What will happen to the cenotaph in Alamo Plaza? Will people be charged admission into the “re-imagined” Alamo? What happens if human remains are found during archaeological digs? How will the Alamo Master Plan honor the people and cultures that lived/worked there before the 1836 Battle of the Alamo as well as those who came after? Will the businesses on South Alamo Street be closed?
“I don’t know,” said Preservation Design Partnership (PDP) Design Director George Skarmeas to almost every question submitted and read aloud during the first of many public input meetings for the Alamo Plaza Master Plan on Tuesday night.
He and his team of historical, archaeological, and design consultants are in the “discovery” phase of the master plan, pouring over research and data from 10,000 years of history at the site.
They are literally trying to dig up more information about Alamo Plaza through archaeological digs that are expected to continue through mid-August.

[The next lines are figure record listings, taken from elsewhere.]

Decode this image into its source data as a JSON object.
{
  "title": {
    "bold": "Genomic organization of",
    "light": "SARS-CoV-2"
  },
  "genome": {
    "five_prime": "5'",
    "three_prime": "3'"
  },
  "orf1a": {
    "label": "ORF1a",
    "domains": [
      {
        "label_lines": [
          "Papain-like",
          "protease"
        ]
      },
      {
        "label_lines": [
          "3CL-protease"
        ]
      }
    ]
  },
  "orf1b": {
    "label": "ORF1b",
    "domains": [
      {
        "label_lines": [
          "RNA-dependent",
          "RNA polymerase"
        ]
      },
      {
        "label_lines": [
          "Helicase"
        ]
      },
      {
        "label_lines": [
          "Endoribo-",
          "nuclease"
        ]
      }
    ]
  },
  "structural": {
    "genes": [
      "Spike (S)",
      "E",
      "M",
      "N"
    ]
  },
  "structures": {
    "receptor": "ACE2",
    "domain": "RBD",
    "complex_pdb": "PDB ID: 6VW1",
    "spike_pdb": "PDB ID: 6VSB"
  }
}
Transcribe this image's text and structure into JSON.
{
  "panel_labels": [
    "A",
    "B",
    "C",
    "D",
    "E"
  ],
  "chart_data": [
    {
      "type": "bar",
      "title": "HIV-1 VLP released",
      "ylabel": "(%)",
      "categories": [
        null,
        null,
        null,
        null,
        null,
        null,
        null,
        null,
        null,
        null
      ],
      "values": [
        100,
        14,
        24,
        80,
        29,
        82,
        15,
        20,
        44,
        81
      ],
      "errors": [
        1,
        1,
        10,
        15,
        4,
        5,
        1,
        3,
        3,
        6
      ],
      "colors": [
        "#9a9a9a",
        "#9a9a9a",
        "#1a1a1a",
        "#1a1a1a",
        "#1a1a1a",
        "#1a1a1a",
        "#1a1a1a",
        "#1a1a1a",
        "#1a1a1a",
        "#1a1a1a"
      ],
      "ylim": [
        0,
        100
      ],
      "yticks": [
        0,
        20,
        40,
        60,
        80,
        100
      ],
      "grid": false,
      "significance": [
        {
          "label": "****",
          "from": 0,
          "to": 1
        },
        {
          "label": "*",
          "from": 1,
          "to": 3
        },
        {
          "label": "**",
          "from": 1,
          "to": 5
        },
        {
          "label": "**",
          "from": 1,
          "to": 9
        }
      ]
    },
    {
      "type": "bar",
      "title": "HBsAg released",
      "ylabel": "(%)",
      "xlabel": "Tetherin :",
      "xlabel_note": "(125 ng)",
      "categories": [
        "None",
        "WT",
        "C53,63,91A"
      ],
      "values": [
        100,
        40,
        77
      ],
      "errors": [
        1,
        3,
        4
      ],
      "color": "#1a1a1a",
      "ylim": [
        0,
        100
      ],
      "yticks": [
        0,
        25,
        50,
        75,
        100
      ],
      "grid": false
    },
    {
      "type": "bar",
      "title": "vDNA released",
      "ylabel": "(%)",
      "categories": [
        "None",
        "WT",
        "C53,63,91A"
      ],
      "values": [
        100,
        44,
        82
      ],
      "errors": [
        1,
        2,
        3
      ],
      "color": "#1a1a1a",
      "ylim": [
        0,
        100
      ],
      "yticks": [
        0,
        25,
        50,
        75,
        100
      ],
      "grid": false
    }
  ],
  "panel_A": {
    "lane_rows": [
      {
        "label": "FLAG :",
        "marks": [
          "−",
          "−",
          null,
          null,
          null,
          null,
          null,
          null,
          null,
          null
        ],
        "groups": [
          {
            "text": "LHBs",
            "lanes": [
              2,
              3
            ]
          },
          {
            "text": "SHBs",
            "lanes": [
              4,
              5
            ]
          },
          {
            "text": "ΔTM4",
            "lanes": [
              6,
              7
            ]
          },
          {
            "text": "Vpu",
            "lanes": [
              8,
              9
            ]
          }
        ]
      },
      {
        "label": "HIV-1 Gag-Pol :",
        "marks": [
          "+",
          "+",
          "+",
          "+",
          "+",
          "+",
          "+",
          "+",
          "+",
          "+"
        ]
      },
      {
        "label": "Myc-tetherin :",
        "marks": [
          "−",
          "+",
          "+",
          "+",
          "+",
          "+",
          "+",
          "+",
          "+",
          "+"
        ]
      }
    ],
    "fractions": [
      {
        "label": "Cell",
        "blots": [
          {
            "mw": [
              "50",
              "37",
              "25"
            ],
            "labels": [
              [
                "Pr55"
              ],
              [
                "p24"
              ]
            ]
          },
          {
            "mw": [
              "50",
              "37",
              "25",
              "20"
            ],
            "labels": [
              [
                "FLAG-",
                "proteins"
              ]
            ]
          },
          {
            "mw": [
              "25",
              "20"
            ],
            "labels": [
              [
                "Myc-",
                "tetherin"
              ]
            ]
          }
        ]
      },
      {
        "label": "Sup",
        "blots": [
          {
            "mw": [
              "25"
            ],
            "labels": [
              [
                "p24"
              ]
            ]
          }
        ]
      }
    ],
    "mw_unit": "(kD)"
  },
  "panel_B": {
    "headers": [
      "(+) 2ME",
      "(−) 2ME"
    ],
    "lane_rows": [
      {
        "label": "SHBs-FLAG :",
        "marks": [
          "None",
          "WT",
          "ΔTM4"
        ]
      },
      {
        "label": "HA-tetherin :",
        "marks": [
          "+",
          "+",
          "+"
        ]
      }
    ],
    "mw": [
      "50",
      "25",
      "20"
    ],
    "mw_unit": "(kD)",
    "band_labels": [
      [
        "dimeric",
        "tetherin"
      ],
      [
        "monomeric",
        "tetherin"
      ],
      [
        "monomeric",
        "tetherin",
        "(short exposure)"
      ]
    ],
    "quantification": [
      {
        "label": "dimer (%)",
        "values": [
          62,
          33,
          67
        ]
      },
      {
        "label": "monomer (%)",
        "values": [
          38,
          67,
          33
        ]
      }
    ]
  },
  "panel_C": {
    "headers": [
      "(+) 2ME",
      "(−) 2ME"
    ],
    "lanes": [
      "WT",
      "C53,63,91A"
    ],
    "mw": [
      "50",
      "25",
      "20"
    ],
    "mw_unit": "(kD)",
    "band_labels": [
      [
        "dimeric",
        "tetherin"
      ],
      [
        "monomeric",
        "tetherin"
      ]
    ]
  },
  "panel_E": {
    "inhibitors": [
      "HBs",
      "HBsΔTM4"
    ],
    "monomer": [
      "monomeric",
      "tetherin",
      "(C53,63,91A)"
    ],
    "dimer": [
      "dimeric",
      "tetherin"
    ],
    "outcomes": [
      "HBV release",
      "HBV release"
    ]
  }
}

“It’s not just the cenotaph that we need to think about,” Skarmeas said. The gardens and courtyard, the barracks, the street, the adjacent buildings, and even the plaza itself are elements that need to be analyzed. “What we need to figure out is what each of these elements mean. Do they add or subtract from our experience as this special place? Do they give us a better understanding of what this place was all about and what happened here? Or are they interfering with our understanding and appreciation of the Alamo?”
This discovery phase is perhaps the most important and the most frustrating. It’s important to piece together the site’s past to ensure that the entire story is told. “One single view is not acceptable,” Skarmeas said.
But most of the more than 100 community members that gathered on Tuesday night at the Stars at Night Ballroom in the Henry B. Gonzalez Convention Center were expecting more specific answers than the designers could provide.
Some questions, though, Skarmeas was able to answer at least in part.
Will the historic buildings across from the Alamo Plaza be razed?
“I have never taken the position that you need to demolish a historic building,” he said. “There’s always a way to have your cake and eat it, too.”
Will there be an entry fee?
No. However, Skarmeas does anticipate the implementation of timed tickets where one can schedule time to go inside. This allows for people to truly experience the place without being overwhelmed with crowds.
“You need to have the ability to be in the place, hear yourself think, respect and acknowledge what happened there, and do it in a way that allows you to absorb all of the dimensions,” he said.
Skarmeas expects the site redesign to greatly increase hourly traffic.
“What is clear is that people are very passionate,” he said. “They have ownership of the site.”
He offered essentially the same presentation given to City Council in late June, walking the audience through the process and philosophy of the master plan.
The basics of the plan can be summarized in three words – the same concepts used by the Department of the Interior for historic preservation: authenticity, integrity, and reversibility.
That last one had the crowd murmuring. A comment card asking for an explanation of what
“reversibility” had to do with the Alamo was passed to an organizer.
Basically, Skarmeas explained, it means not to get carried away. What might be a trend for historic interpretation today, might fall out of fashion or, even worse, may prove to damage a site in the future.
While this was technically the first public input meeting for this iteration of a master plan, Skarmeas acknowledged that much of the visioning and guiding principles for the plan were completed by the 21-member Alamo Plaza Advisory Committee and adopted by City Council in October 2014. The vision was a result of countless public meetings.
“This is a continuation of your work,” said Councilman Roberto Treviño (D1), a tri-chair of the Committee, as he introduced fellow chairs Witte Museum President and CEO Marise McDermott and architect Sue Ann Pemberton. “Our goal is to document the entire 300-year history of this site, a feat that has never before been accomplished. There are multiple cultural layers involved and we are committed to expressing the most honest, objective understanding of this history. The public’s involvement in this process has been crucial.”
There have been other efforts in the past to turn Alamo Plaza into a more historically accurate, reverent place, but this “is the most comprehensive and well-funded” so far, said City Manager Sheryl Sculley.
The City and State have already dedicated millions of dollars to the planning effort and there’s likely more to come with the City’s 2017 municipal bond and legislative session on the horizon.
Once the framework of the plan is in place, that’s when the real fundraising in the private sector can begin, said Gene Powell, Alamo Endowment board member and chairman of the Alamo Management Committee.
“We’ve got to have a good portion of the master plan done so the people who are giving us money know what they’re giving it for,” Powell told the Rivard Report after the meeting. “So we’re talking 60-75% done by November with a plan. That’s about the point where we’ll be able to start making major requests.”
Project leaders estimate that the master plan draft will be completed in mid-2017, but real construction won’t begin until 2021. A “soft opening” of the new Alamo Plaza is expected to take place in 2024, 300 years after the current structure was built.